February 2017 Employment Law Update
HR TIP OF THE MONTH
Harassment: It’s Not Just Your Own Employees You Have To Worry About
Most employers understand that they are legally obligated to promptly investigate an employee claim that he/she is being unlawfully harassed by a fellow employee or supervisor based upon some legally protected characteristic (e.g., gender, race, disability, national origin, etc.). Employers must remember, however, that they also are obligated to insure their employees are not subjected to unlawful harassment by third parties that interact with the employees such as clients, patients, vendors, suppliers, customers and independent contractors. It can be particularly problematic for employers where, for example, the employee makes a complaint of harassment against a significant client or someone who refers a significant amount of business to the employer. Although investigating such complaints may be uncomfortable, failure to do so may result in a harassment lawsuit claiming the employer ignored the employee complaint because it valued company profits above its obligation to provide its employees with a workplace free of unlawful harassment. It is not enough to have a written policy that prohibits harassment by third parties. Employers must insure that, in practice, they are actually following that policy.

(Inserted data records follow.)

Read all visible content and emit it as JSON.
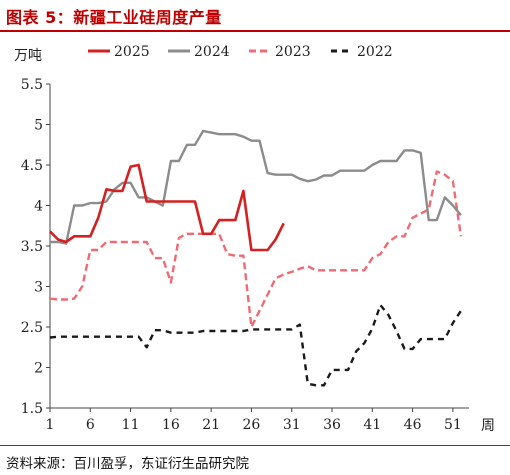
{
  "header": {
    "title": "图表 5：新疆工业硅周度产量"
  },
  "footer": {
    "source": "资料来源：百川盈孚，东证衍生品研究院"
  },
  "chart_data": {
    "type": "line",
    "title": "",
    "ylabel": "万吨",
    "xlabel": "周",
    "ylim": [
      1.5,
      5.5
    ],
    "xlim": [
      1,
      53
    ],
    "yticks": [
      1.5,
      2,
      2.5,
      3,
      3.5,
      4,
      4.5,
      5,
      5.5
    ],
    "ytick_labels": [
      "1.5",
      "2",
      "2.5",
      "3",
      "3.5",
      "4",
      "4.5",
      "5",
      "5.5"
    ],
    "xticks": [
      1,
      6,
      11,
      16,
      21,
      26,
      31,
      36,
      41,
      46,
      51
    ],
    "xtick_labels": [
      "1",
      "6",
      "11",
      "16",
      "21",
      "26",
      "31",
      "36",
      "41",
      "46",
      "51"
    ],
    "grid": false,
    "legend_position": "top",
    "series": [
      {
        "name": "2025",
        "color": "#d42020",
        "style": "solid",
        "x": [
          1,
          2,
          3,
          4,
          5,
          6,
          7,
          8,
          9,
          10,
          11,
          12,
          13,
          14,
          15,
          16,
          17,
          18,
          19,
          20,
          21,
          22,
          23,
          24,
          25,
          26,
          27,
          28,
          29,
          30
        ],
        "y": [
          3.68,
          3.58,
          3.55,
          3.62,
          3.62,
          3.62,
          3.85,
          4.2,
          4.18,
          4.18,
          4.48,
          4.5,
          4.05,
          4.05,
          4.05,
          4.05,
          4.05,
          4.05,
          4.05,
          3.65,
          3.65,
          3.82,
          3.82,
          3.82,
          4.18,
          3.45,
          3.45,
          3.45,
          3.58,
          3.78
        ]
      },
      {
        "name": "2024",
        "color": "#8c8c8c",
        "style": "solid",
        "x": [
          1,
          2,
          3,
          4,
          5,
          6,
          7,
          8,
          9,
          10,
          11,
          12,
          13,
          14,
          15,
          16,
          17,
          18,
          19,
          20,
          21,
          22,
          23,
          24,
          25,
          26,
          27,
          28,
          29,
          30,
          31,
          32,
          33,
          34,
          35,
          36,
          37,
          38,
          39,
          40,
          41,
          42,
          43,
          44,
          45,
          46,
          47,
          48,
          49,
          50,
          51,
          52
        ],
        "y": [
          3.55,
          3.55,
          3.53,
          4.0,
          4.0,
          4.03,
          4.03,
          4.05,
          4.2,
          4.28,
          4.28,
          4.1,
          4.1,
          4.05,
          4.0,
          4.55,
          4.55,
          4.75,
          4.75,
          4.92,
          4.9,
          4.88,
          4.88,
          4.88,
          4.85,
          4.8,
          4.8,
          4.4,
          4.38,
          4.38,
          4.38,
          4.33,
          4.3,
          4.32,
          4.37,
          4.37,
          4.43,
          4.43,
          4.43,
          4.43,
          4.5,
          4.55,
          4.55,
          4.55,
          4.68,
          4.68,
          4.65,
          3.82,
          3.82,
          4.1,
          4.0,
          3.88
        ]
      },
      {
        "name": "2023",
        "color": "#f06a74",
        "style": "dashed",
        "x": [
          1,
          2,
          3,
          4,
          5,
          6,
          7,
          8,
          9,
          10,
          11,
          12,
          13,
          14,
          15,
          16,
          17,
          18,
          19,
          20,
          21,
          22,
          23,
          24,
          25,
          26,
          27,
          28,
          29,
          30,
          31,
          32,
          33,
          34,
          35,
          36,
          37,
          38,
          39,
          40,
          41,
          42,
          43,
          44,
          45,
          46,
          47,
          48,
          49,
          50,
          51,
          52
        ],
        "y": [
          2.85,
          2.84,
          2.84,
          2.85,
          3.0,
          3.45,
          3.45,
          3.55,
          3.55,
          3.55,
          3.55,
          3.55,
          3.55,
          3.35,
          3.35,
          3.05,
          3.6,
          3.65,
          3.65,
          3.65,
          3.65,
          3.65,
          3.4,
          3.38,
          3.38,
          2.5,
          2.7,
          2.9,
          3.1,
          3.15,
          3.18,
          3.22,
          3.25,
          3.2,
          3.2,
          3.2,
          3.2,
          3.2,
          3.2,
          3.2,
          3.35,
          3.4,
          3.55,
          3.62,
          3.62,
          3.85,
          3.9,
          3.95,
          4.42,
          4.38,
          4.3,
          3.62
        ]
      },
      {
        "name": "2022",
        "color": "#1a1a1a",
        "style": "dashed",
        "x": [
          1,
          2,
          3,
          4,
          5,
          6,
          7,
          8,
          9,
          10,
          11,
          12,
          13,
          14,
          15,
          16,
          17,
          18,
          19,
          20,
          21,
          22,
          23,
          24,
          25,
          26,
          27,
          28,
          29,
          30,
          31,
          32,
          33,
          34,
          35,
          36,
          37,
          38,
          39,
          40,
          41,
          42,
          43,
          44,
          45,
          46,
          47,
          48,
          49,
          50,
          51,
          52
        ],
        "y": [
          2.37,
          2.38,
          2.38,
          2.38,
          2.38,
          2.38,
          2.38,
          2.38,
          2.38,
          2.38,
          2.38,
          2.38,
          2.25,
          2.46,
          2.46,
          2.43,
          2.43,
          2.43,
          2.43,
          2.45,
          2.45,
          2.45,
          2.45,
          2.45,
          2.45,
          2.47,
          2.47,
          2.47,
          2.47,
          2.47,
          2.47,
          2.53,
          1.8,
          1.78,
          1.78,
          1.97,
          1.97,
          1.97,
          2.2,
          2.3,
          2.48,
          2.77,
          2.65,
          2.45,
          2.23,
          2.23,
          2.35,
          2.35,
          2.35,
          2.35,
          2.55,
          2.7
        ]
      }
    ]
  }
}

Use of New Form 1-9 Required
Form I-9 is used for verifying an individual’s identity and authorization to be lawfully employed in the United States. Employers are legally required to timely complete and maintain the form. Effective as of January 21, 2017, employers were required to start using a new Form I-9 prepared by the U.S. Citizenship and Immigration Services (USCIS). The new form is available at: https://www.uscis.gov/i-9
Appellate Court Reaffirms Importance of Getting Jury Waiver Language Right
Employers received another reminder that, although employee jury waivers and arbitration agreements are permitted, if they are not drafted properly they will not be enforced by the courts. In Noren v. Heartland Payment Sys., a trial court ruled that the plaintiff/employee had signed an enforceable jury waiver agreement and, after a full non-jury trial before the judge, a verdict was rendered in favor of the defendant/employer. However, the New Jersey Appellate Court reversed the trial court and found that the signed agreement was not specific enough to constitute a valid waiver of a plaintiff’s right to a jury trial on his whistleblower claim. As a result, the verdict in favor of the defendant/employer was overturned and the employer will now have to defend the whistleblower claim a second time before a jury.